Als ein Hilfspfarrer zunächst angekündigt wird und dann dessen Stimme ertönt, drehen sich die – im mehrfachen Sinne – „behüteten“ Köpfe, deren Bedeckung das weibliche Sichtfeld Mitte des 19. Jahrhunderts einschränkte wie Scheuklappen bei einem Pferd, unisono nach ihm um – und er ist ziemlich „easy on the eye“: Man kann die Pheromone geradezu spüren, die von dem großen, dunkelhaarigen William Weightman (Oliver Jackson-Cohen) in Richtung Frauen funken.
Rühren im Ekstase Topf
Zwar verneinen sämtliche Emily-Brontë-Apologeten die Idee einer Beziehung zwischen ihr und dem schönen Jungpfarrer (das reale Vorbild für die Figur hatte, das behaupten viele Biograf:innen, wenn überhaupt eher ein Techtelmechtel mit Anne).
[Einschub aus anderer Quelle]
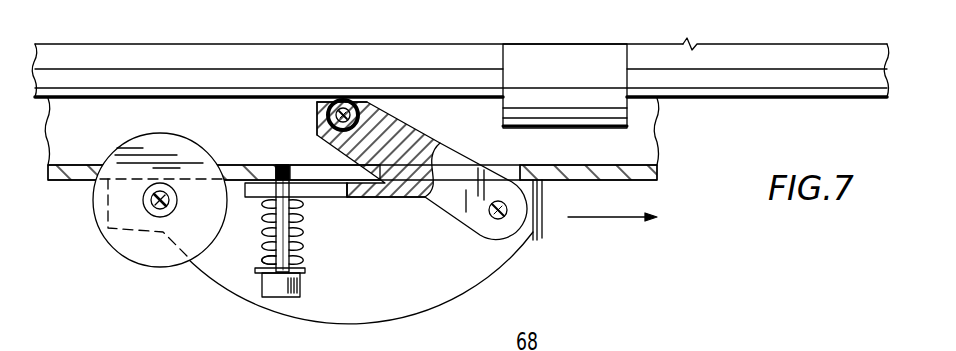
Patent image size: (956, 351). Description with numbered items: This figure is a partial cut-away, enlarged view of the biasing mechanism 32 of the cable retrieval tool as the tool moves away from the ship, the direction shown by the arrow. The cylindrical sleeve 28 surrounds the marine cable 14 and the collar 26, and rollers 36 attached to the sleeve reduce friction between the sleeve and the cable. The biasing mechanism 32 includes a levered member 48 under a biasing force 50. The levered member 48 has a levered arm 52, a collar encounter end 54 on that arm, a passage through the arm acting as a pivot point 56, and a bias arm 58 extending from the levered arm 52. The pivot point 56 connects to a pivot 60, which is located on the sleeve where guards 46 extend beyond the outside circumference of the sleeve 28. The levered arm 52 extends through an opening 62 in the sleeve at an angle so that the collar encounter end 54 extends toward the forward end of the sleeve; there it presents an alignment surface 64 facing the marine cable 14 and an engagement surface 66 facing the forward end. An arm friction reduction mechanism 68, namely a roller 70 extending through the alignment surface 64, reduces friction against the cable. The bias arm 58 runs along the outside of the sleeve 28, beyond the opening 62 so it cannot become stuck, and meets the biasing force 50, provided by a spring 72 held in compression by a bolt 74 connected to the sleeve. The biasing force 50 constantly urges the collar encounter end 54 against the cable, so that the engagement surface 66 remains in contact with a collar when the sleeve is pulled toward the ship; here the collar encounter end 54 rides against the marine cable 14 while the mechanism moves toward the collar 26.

The marine cable 14 is at (97, 87).
The collar 26 is at (577, 55).
The sleeve 28 is at (664, 185).
The biasing mechanism 32 is at (341, 199).
The rollers 36 is at (95, 222).
The guards 46 is at (408, 320).
The levered member 48 is at (397, 199).
The biasing force 50 is at (256, 240).
The levered arm 52 is at (420, 133).
The collar encounter end 54 is at (320, 100).
The pivot point 56 is at (506, 216).
The bias arm 58 is at (320, 198).
The pivot 60 is at (498, 220).
The opening 62 is at (310, 175).
The alignment surface 64 is at (365, 98).
The engagement surface 66 is at (317, 118).
The arm friction reduction mechanism 68 is at (334, 98).
The roller 70 is at (347, 98).
The spring 72 is at (256, 261).
The bolt 74 is at (273, 297).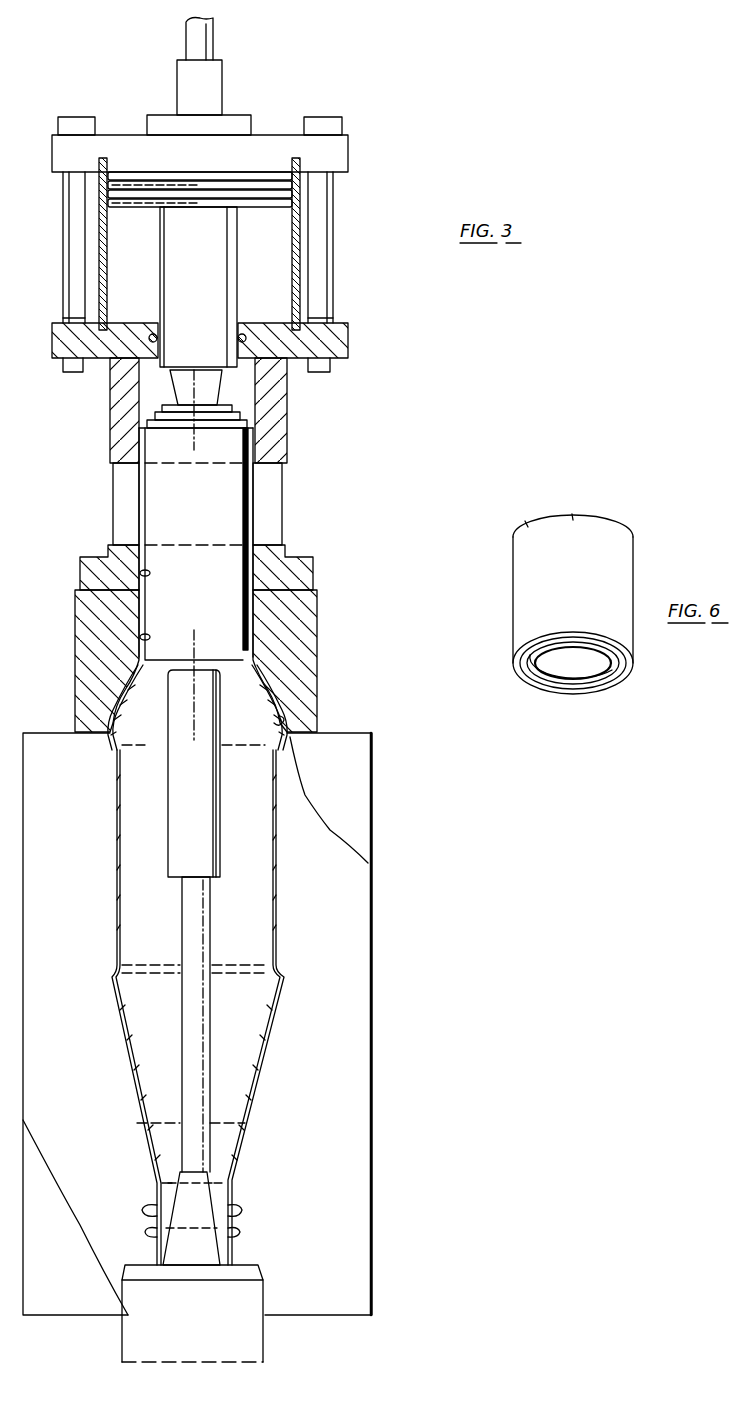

Doch O’Connor rührt im Ekstase-Topf, und schickt ihre Lovebirds nach einigen amourösen Eifersüchteleien in einsame Hütten, wo sie sich ihrer geknöpften und gebundenen Kleidungsschichten entledigen und übereinander herfallen. Gleichzeitig tauscht der unglückliche Branwell den Sherry mit dem Opium und zieht seine Schwester mit in inspirative Trips.
So nennt „Emily“ neben der körperlichen Hingabe und dem als Konsequenz daraus folgenden Herzschmerz auch Drogenerfahrungen als Quelle für das erfolgreiche und einzige Werk der jung verstorbenen Autorin, das sie zunächst – anders als der Film behauptet – unter einem männlichen Pseudonym veröffentlichte.
Dass dieses Werk selbst jedoch nur eine Nebenrolle in O’Connors für ein jugendliches, weibliches, Romantik-affines Publikum ausgerichtetem Film spielt, ist ärgerlich: O’Connors ein wenig klischierte Botschaft von der beengten Situation, in der die Einbildungskraft wächst, wirkt angesichts der großen sprachlichen, rhythmischen und psychologischen Finesse des Romans ein wenig zu schlicht. Immerhin: Die Flammen der verbotenen Liebe lodern hoch.